Like The Other Charlotte, I read the Washington Post’s profile of Barbara “Bait and Switch” Ehrenreich, and I concluded that the main reason Barbara Ehrenreich couldn’t get a job is because she’s Barbara Ehrenreich. (See TOC’s “Would YOU Hire Barbara Ehrenreich?” today below.)


Ehrenreich may be a brilliant writer, but her job history stinks. In her previous book, “Nickel and Dimed,” about going undercover in the blue-collar employment world, Ehrenreich reported with glee how she: treated the customers at the Wal-Mart where she worked with the sullenness she thought they deserved; sneaked off to the restroom without permission (sorry, but working a sales floor is like working a sentry post in the military: you’ve got to be there, not in the ladies’ loo); and signaled she’d quit by simply not showing up for work one day. That’s a good way to get a glowing recommendation from your former boss! Ehrenreich refused to hold any of the blue-collar gigs she got for more than a month, indicating a certain lack of patience and perseverance. Ehrenreich’s a job snob. She expects workaday employment to afford her, the great Barbara Ehrenreich, the perks and obeisance that she receives on her book tours, and if they’re not afforded her–why there must be something wrong with capitalism.


The same mentality clearly pervades her undercover search–under an assumed name–for a middle-management slot in her newest book. Surprise, surprise, Barbara, but employers willing to shell out $50,000 a year plus health benefits (which I know doesn’t seem like much to you, Ms. Famous Writer, but looks pretty good to most people) actually want to see some genuine expertise and experience. The fake resume doesn’t quite cut it. And everyone–well, practically everyone– knows that the “career counselors” of the “transition zone” and the employment agencies where you, not the the employer, pay the fee, are taking you to the cleaners. You can get all the help these characters provide from a couple of $20 handbooks off the shelf at Barnes and Noble. And instead of paying someone to polish your resume, why not spend the money on a brush-up course in grammar and spelling at a community college? That’s what white-collar bosses are looking for: not fancy packaging but people who know that the word “opportunities” has two “p’s.” 


Just for funsies, I checked a couple of reviews of “Bait and Switch.” Here’s an excerpt from the usually sympathetically leftist Village Voice (et tu, Village Voice, eh, Barbara?):     


“Unfortunately, Ehrenreich has saddled herself with a handicap that gives the whole project a fatal whiff of artificiality. Since she can’t use any of her high-powered media connections, she’s effectively searching for an executive position with fewer contacts than a college grad. She gets a nibble of interest from a military contractor involved in the Abu Ghraib scandal but can’t bear to pursue it. (‘My professional flexibility does not extend to defending torture allegations.’)”

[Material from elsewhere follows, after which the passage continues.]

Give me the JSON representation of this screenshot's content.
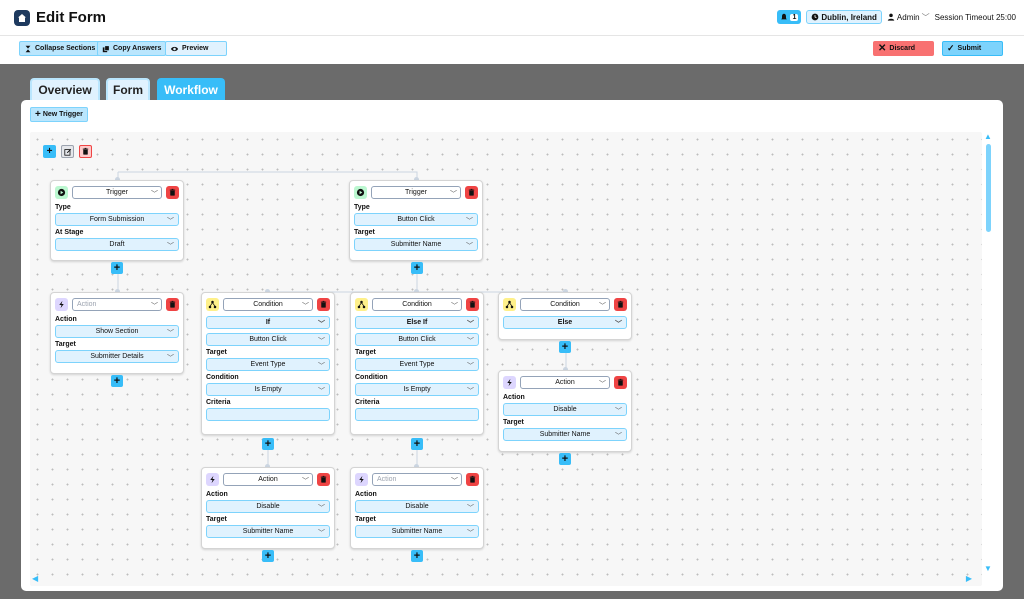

Well, there you go, Barbara. Everyone knows that military and Homeland Security consulting are hot hiring fields that actually might be willing to pay good money to someone with zero experience like you. But noooo, you are too ideologically pure for that sort of thing.


And here’s a review from Fortune:


“Unhappily for readers, Ehrenreich never does get a real job, so she doesn’t get inside big business. Instead, she concludes that the ‘transition zone’ proves that corporations want people who are ‘relentlessly cheerful’ as well as not too bright. Really? Aside from the sheer impossibility of generalizing about what corporations want, the truth is that business would implode if it were as ‘disturbingly loony’ as Ehrenreich describes.”


Yes, Barbara, it’s tough for older workers with strong salary histories to find comparable new jobs–partially because employers have seen too many employees in their fifties and sixties spending their energy daydreaming about retirement rather than throwing themselves into their work. You’ve got to show that you’re the exception. And employers do expect people who seek jobs at their companies to project some enthusiasm for the work they will be paid to do–if that’s what you mean by being “relentlessly cheerful.” The problem with you, Barbara, is that you believe that all employees should be relentlessly adversarial, on the job and off, to the dreadful capitalist system that is your bogeyman. No wonder no one wanted to hire you.